Nessa perspectiva, o foco da orientação redireciona-se. O perfil profissional e a realidade socioocupacional sendo assumidos em sua mutabilidade, assim como as aptidões e os interesses vislumbrados como potencialidades e, não, como atributos inatos e acabados. A escolha profissional sendo vista como uma aprendizagem que leva em conta a personalidade daquele que escolhe, sua disponibilidade em elaborar conflitos e ansiedades em relação ao futuro e àquilo de si e das coisas que gosta e que deixa para trás, ao optar por esta e não por aquela ocupação.

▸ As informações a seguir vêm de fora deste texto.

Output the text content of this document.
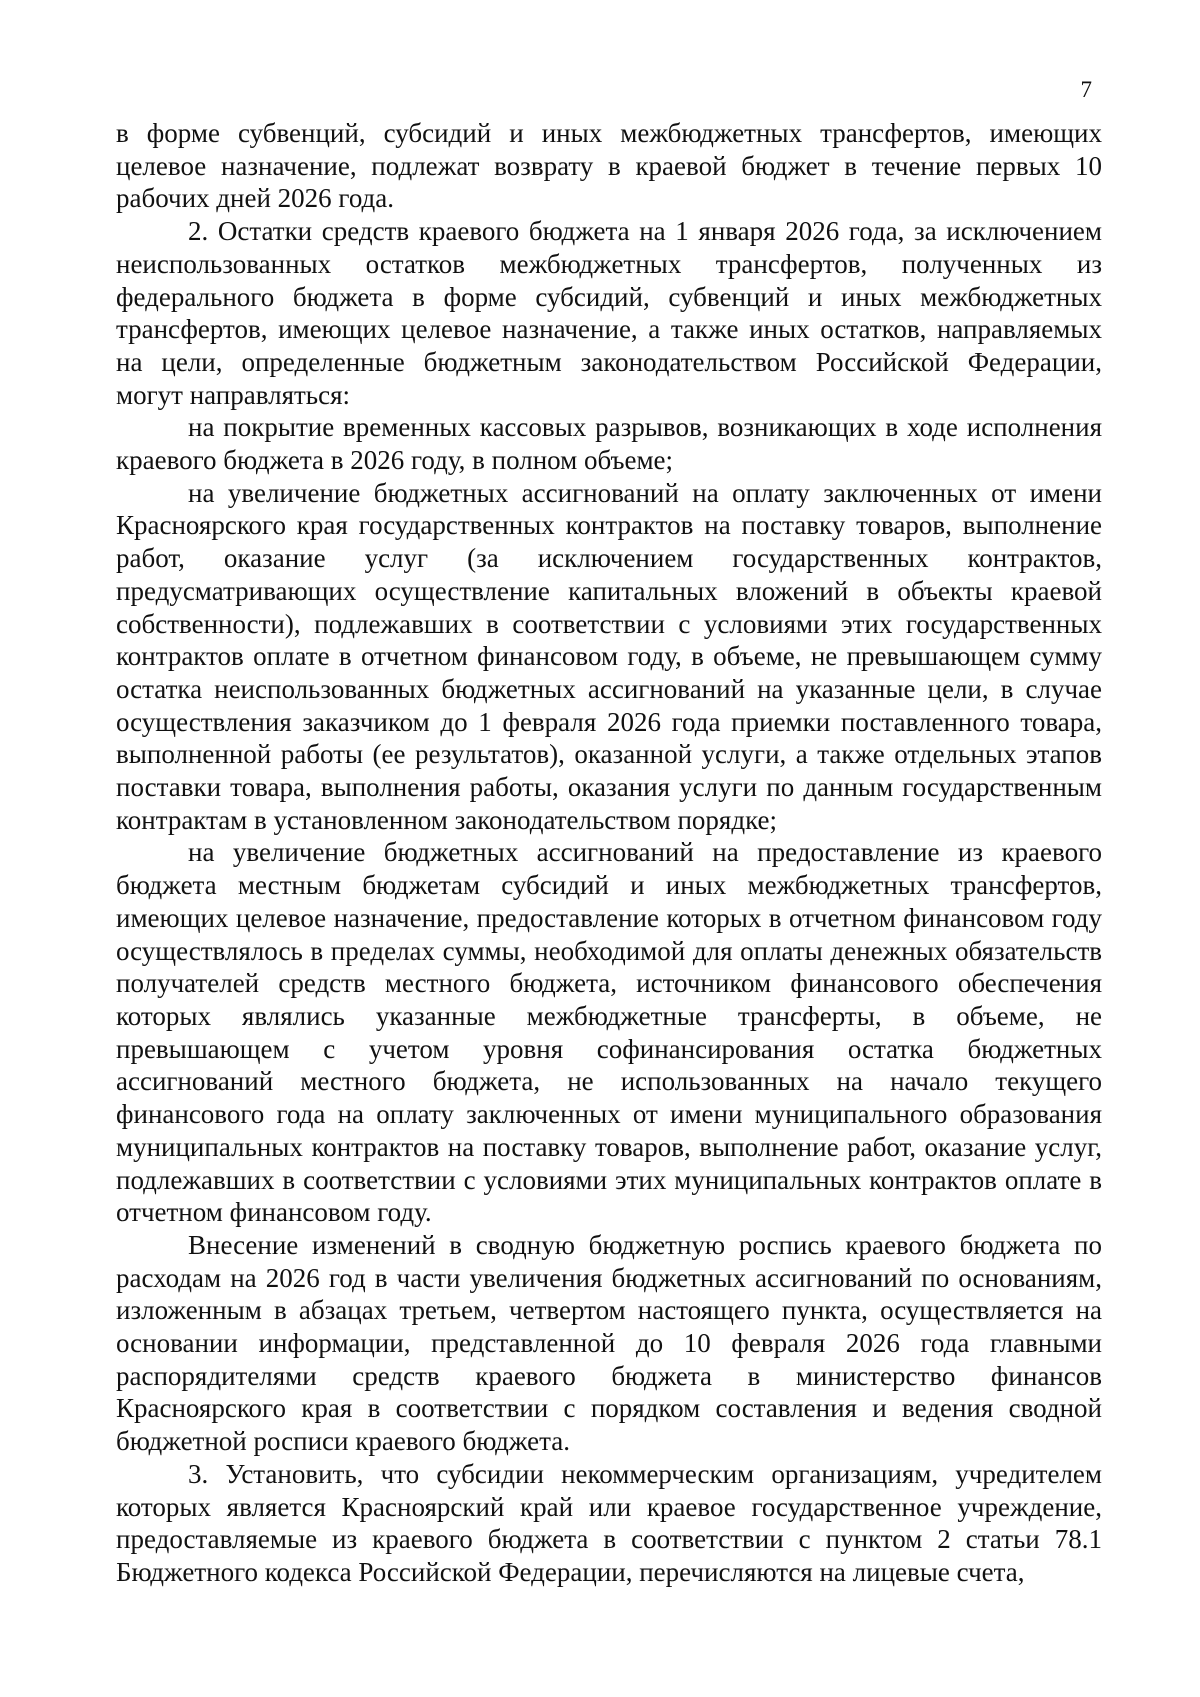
7

в форме субвенций, субсидий и иных межбюджетных трансфертов, имеющих целевое назначение, подлежат возврату в краевой бюджет в течение первых 10 рабочих дней 2026 года.

2. Остатки средств краевого бюджета на 1 января 2026 года, за исключением неиспользованных остатков межбюджетных трансфертов, полученных из федерального бюджета в форме субсидий, субвенций и иных межбюджетных трансфертов, имеющих целевое назначение, а также иных остатков, направляемых на цели, определенные бюджетным законодательством Российской Федерации, могут направляться:

на покрытие временных кассовых разрывов, возникающих в ходе исполнения краевого бюджета в 2026 году, в полном объеме;

на увеличение бюджетных ассигнований на оплату заключенных от имени Красноярского края государственных контрактов на поставку товаров, выполнение работ, оказание услуг (за исключением государственных контрактов, предусматривающих осуществление капитальных вложений в объекты краевой собственности), подлежавших в соответствии с условиями этих государственных контрактов оплате в отчетном финансовом году, в объеме, не превышающем сумму остатка неиспользованных бюджетных ассигнований на указанные цели, в случае осуществления заказчиком до 1 февраля 2026 года приемки поставленного товара, выполненной работы (ее результатов), оказанной услуги, а также отдельных этапов поставки товара, выполнения работы, оказания услуги по данным государственным контрактам в установленном законодательством порядке;

на увеличение бюджетных ассигнований на предоставление из краевого бюджета местным бюджетам субсидий и иных межбюджетных трансфертов, имеющих целевое назначение, предоставление которых в отчетном финансовом году осуществлялось в пределах суммы, необходимой для оплаты денежных обязательств получателей средств местного бюджета, источником финансового обеспечения которых являлись указанные межбюджетные трансферты, в объеме, не превышающем с учетом уровня софинансирования остатка бюджетных ассигнований местного бюджета, не использованных на начало текущего финансового года на оплату заключенных от имени муниципального образования муниципальных контрактов на поставку товаров, выполнение работ, оказание услуг, подлежавших в соответствии с условиями этих муниципальных контрактов оплате в отчетном финансовом году.

Внесение изменений в сводную бюджетную роспись краевого бюджета по расходам на 2026 год в части увеличения бюджетных ассигнований по основаниям, изложенным в абзацах третьем, четвертом настоящего пункта, осуществляется на основании информации, представленной до 10 февраля 2026 года главными распорядителями средств краевого бюджета в министерство финансов Красноярского края в соответствии с порядком составления и ведения сводной бюджетной росписи краевого бюджета.

3. Установить, что субсидии некоммерческим организациям, учредителем которых является Красноярский край или краевое государственное учреждение, предоставляемые из краевого бюджета в соответствии с пунктом 2 статьи 78.1 Бюджетного кодекса Российской Федерации, перечисляются на лицевые счета,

Assim, mais do que aplicar testes vocacionais, atualmente, os orientadores profissionais têm voltado seu trabalho para o conhecimento – de si, do outro, dos cursos e das ocupações, das relações de trabalho, do mundo – buscando instrumentalizar seus orientandos para a construção de uma escolha e de uma identidade profissional que considere as motivações e os ideais pessoais, o projeto de vida e a antecipação dos cenários sociais futuros. Nesse enfoque, o resultado esperado não será, necessariamente, o da indicação de uma profissão, mas, sobretudo, o da percepção de si como alguém que pode fazer uma escolha. Para tanto, deverá exercitar – e muito! – a auto-observação, a tomada de decisões e, quando numa orientação em grupo, o compartilhar de experiências, a escuta do outro, a tolerância às diferenças...

Nesse sentido, a orientação profissional pode ser vista como um trabalho profilático em que, acima de tudo, o que está em jogo é a saúde mental (dos que escolhem e dos que os acompanham nesse momento crítico). Nesse sentido também o compartilhar dessa tarefa com o coletivo parece-nos possível e, mais do que isso, necessário.

Luciana Albanese Valore é professora do Departamento de Psicologia da Universidade Federal do Paraná.